I started to research that topic by posting that question and then got interested in different possible options.
According to the scheme provided by Shaun I would think that I need to write $x = (1,0)$ and $y = (0,1)$. By that I would obtain $(3,1) = 3x + y$ and $(8,2) = 8x + 2y$. But what to do next? As I understand, it is not isomorphic to any $\mathbb{Z}$.
Solution 1:
The algorithmic way of solving problems like this is to compute the Smith normal form of the matrix formed by the ideal generators, which reveals the invariant factors. In this case the invariant factors are $1,2$, which means the group is isomorphic to $\mathbb Z/(1)\oplus\mathbb Z/(2)=\mathbb Z_2$.
The following invertible elementary row/column operations convert the original matrix to Smith normal form: $$\begin{bmatrix}3&1\\8&2\end{bmatrix}\to\begin{bmatrix}3&1\\2&0\end{bmatrix}\to\begin{bmatrix}1&1\\2&0\end{bmatrix}\to\begin{bmatrix}0&1\\2&0\end{bmatrix}\to\begin{bmatrix}1&0\\0&2\end{bmatrix}$$
Solution 2:
Let $f$ be as defined in the question.
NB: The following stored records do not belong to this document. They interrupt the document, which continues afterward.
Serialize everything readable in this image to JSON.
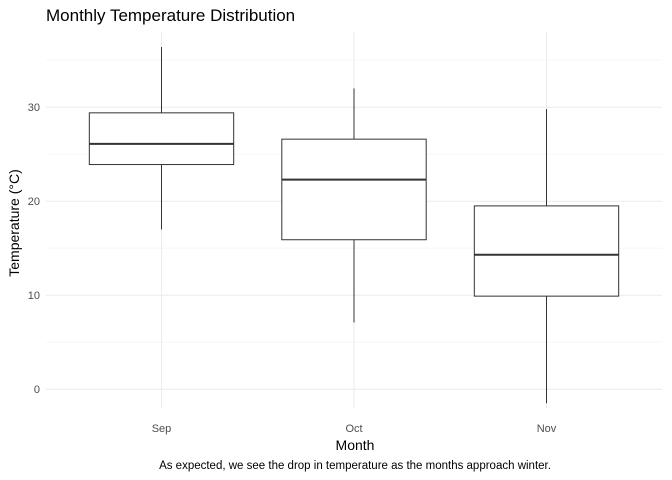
{
  "chart_data": {
    "type": "boxplot",
    "title": "Monthly Temperature Distribution",
    "xlabel": "Month",
    "ylabel": "Temperature (°C)",
    "caption": "As expected, we see the drop in temperature as the months approach winter.",
    "categories": [
      "Sep",
      "Oct",
      "Nov"
    ],
    "boxes": [
      {
        "category": "Sep",
        "min": 17.0,
        "q1": 23.9,
        "median": 26.1,
        "q3": 29.4,
        "max": 36.4
      },
      {
        "category": "Oct",
        "min": 7.1,
        "q1": 15.9,
        "median": 22.3,
        "q3": 26.6,
        "max": 32.0
      },
      {
        "category": "Nov",
        "min": -1.5,
        "q1": 9.9,
        "median": 14.3,
        "q3": 19.5,
        "max": 29.8
      }
    ],
    "ylim": [
      -2,
      38
    ],
    "yticks": [
      0,
      10,
      20,
      30
    ],
    "grid": true,
    "colors": {
      "background": "#ffffff",
      "grid_major": "#ebebeb",
      "grid_minor": "#f5f5f5",
      "box_stroke": "#333333",
      "tick_text": "#4d4d4d"
    }
  }
}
We get
$$\begin{align} \Bbb Z\times \Bbb Z/\ker f &\cong \langle x,y\mid 3x + y, 8x + 2y, x+y=y+x\rangle\\ &\cong\langle x,y\mid y=-3x, 8x+2y, x+y=y+x\rangle\\ &\cong\langle x\mid 8x-6x, x-3x=-3x+x\rangle\tag{1}\\ &\cong\langle x\mid 2x, -2x=-2x\rangle\\ &\cong\langle x\mid 2x\rangle\\ &\cong \Bbb Z_2, \end{align}$$
where $(1)$ holds by the Tietze transformation of eliminating $y$ as $y$ can be written in terms of $x$.